Das Forschungsteam stellte fest, dass selbst kleinste Details absichtlich von authentischen LinkedIn-Seiten kopiert wurden, um Vertrauen zu schaffen, wobei die gefälschte Domain „inedin(.)digital“ der legitimen LinkedIn-Website sehr ähnelte.
Auch betrügerische Absenderadressen wie „khanieteam(.)com“ werden so gestaltet, dass sie keinen unmittelbaren Verdacht erregen, obwohl sie nicht mit LinkedIn in Verbindung stehen.
Viele der gefälschten Websites und E-Mail-Konten wurden erst Monate oder sogar Tage vor den Angriffen erstellt, was zeigt, wie schnell Bedrohungsakteure neue Kampagnen starten können.
Diese Angreifer sind nicht statisch; Sie verfeinern ihre technische Raffinesse kontinuierlich, um ihr Ziel zu erreichen.
Cofense berichtet außerdem, dass die Kampagnen zunehmend öffentlich verfügbare personenbezogene Daten, einschließlich Privatadressen und kartierte Standorte, einbeziehen, um die Glaubwürdigkeit zu erhöhen.
In einem bemerkenswerten Beispiel haben Angreifer eingebettet Google Maps Screenshots in Erpresser-E-Mails, ein betrügerischer Versuch, die Empfänger zu überzeugen.
Durch Personalisierung und Automatisierung können diese Kampagnen sowohl kostengünstiger als auch schneller gestartet werden als herkömmliche Phishing-Angriffe.
Cofense stellte technische Details bereit, darunter E-Mail-Kompromittierungsindikatoren (IOCs), Listen beobachteter IP-Adressen und Payload-URLs, um Cybersicherheitsexperten bei der Erkennung und Eindämmung dieser Schemata zu unterstützen.
Die Phishing-E-Mails werden häufig aus anderen Sprachen, beispielsweise aus dem Chinesischen, übersetzt, was die globale Reichweite dieser Kampagnen verdeutlicht.
Selbst minimale Verzögerungen bei der Analyse dieser Angriffe können zur Kompromittierung der Anmeldedaten führen.
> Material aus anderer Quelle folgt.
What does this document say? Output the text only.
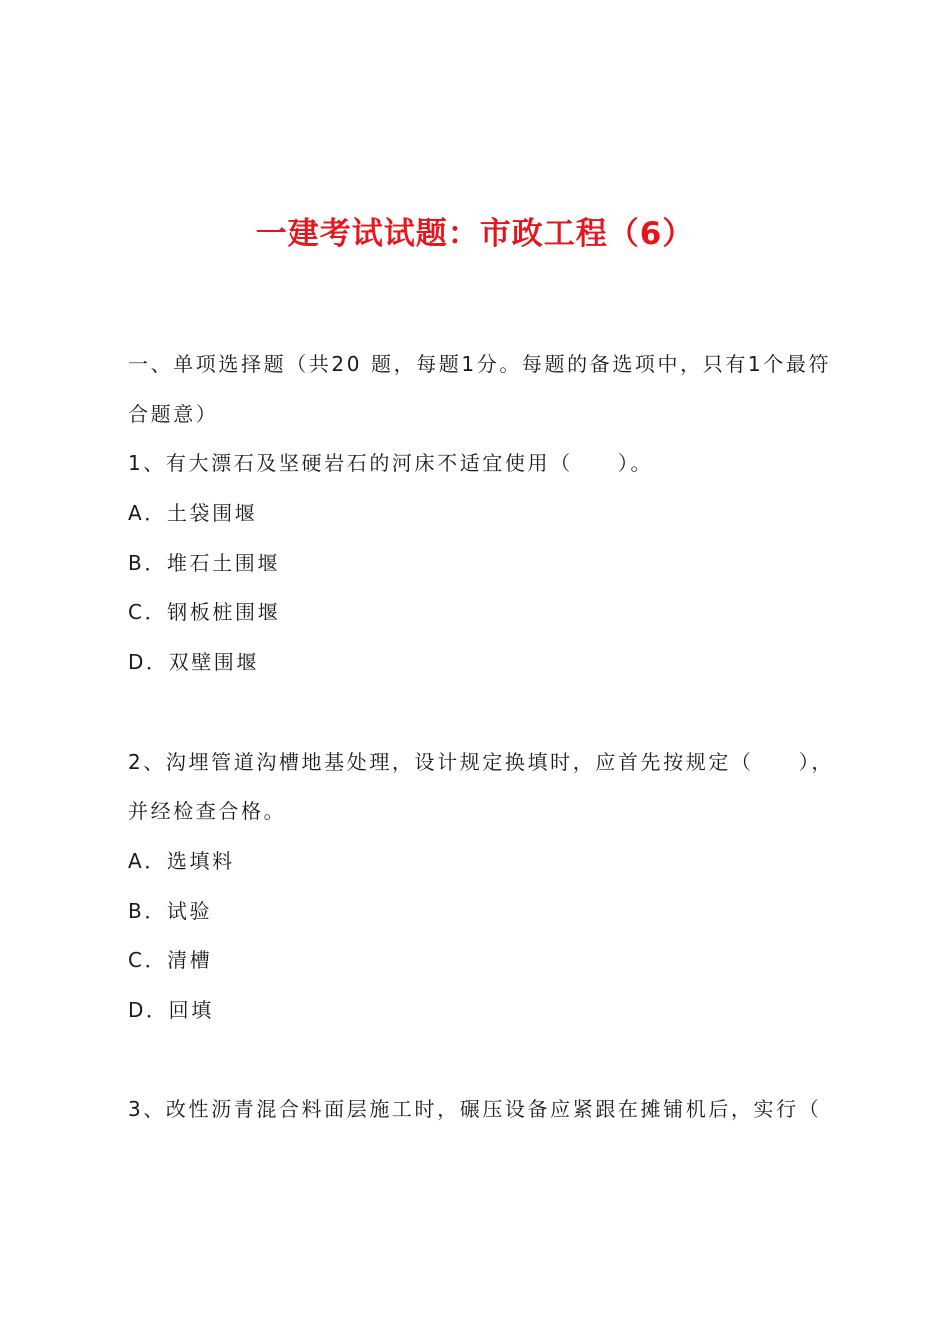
一建考试试题：市政工程（6）
一、单项选择题（共20 题，每题1分。每题的备选项中，只有1个最符
合题意）
1、有大漂石及坚硬岩石的河床不适宜使用（　　）。
A．土袋围堰
B．堆石土围堰
C．钢板桩围堰
D．双壁围堰
2、沟埋管道沟槽地基处理，设计规定换填时，应首先按规定（　　），
并经检查合格。
A．选填料
B．试验
C．清槽
D．回填
3、改性沥青混合料面层施工时，碾压设备应紧跟在摊铺机后，实行（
Daher müssen Organisationen eine schnelle Reaktion implementieren.
Bewusst sein Schadsoftware Bedrohungen sind von entscheidender Bedeutung, da Angreifer sie häufig nutzen, um Anmeldeinformationen abzugreifen und Geräte zu kompromittieren.
Benutzern wird empfohlen, wachsam zu bleiben, wenn sie unerwartete LinkedIn-Benachrichtigungen erhalten, und die Authentizität der Absender zu überprüfen, bevor sie auf Links klicken.
Cofense empfiehlt, menschliche Intelligenz mit automatisierter Bedrohungserkennung zu kombinieren, damit Sicherheitsteams Kampagnen neutralisieren können, bevor sie weitreichende Auswirkungen haben.
Regelmäßig aktualisiert Antivirensoftware kann einen zusätzlichen Schutz vor schädlichen Anhängen und schädlichen Links bieten.
Sicherheitsexperten betonen, wie wichtig es ist, URLs sorgfältig zu prüfen, Verknüpfungen zu Anmeldeseiten zu vermeiden und die Kommunikation über offizielle Kanäle zu bestätigen.
Ein robuster Firewall kann auch dazu beitragen, unbefugten Zugriff zu blockieren und Angreifer daran zu hindern, Systemschwachstellen auszunutzen.
Dennoch bleibt es der effektivste Schritt gegen immer überzeugendere Phishing-Angriffe, zweimal darüber nachzudenken, bevor man mit solchen E-Mails interagiert.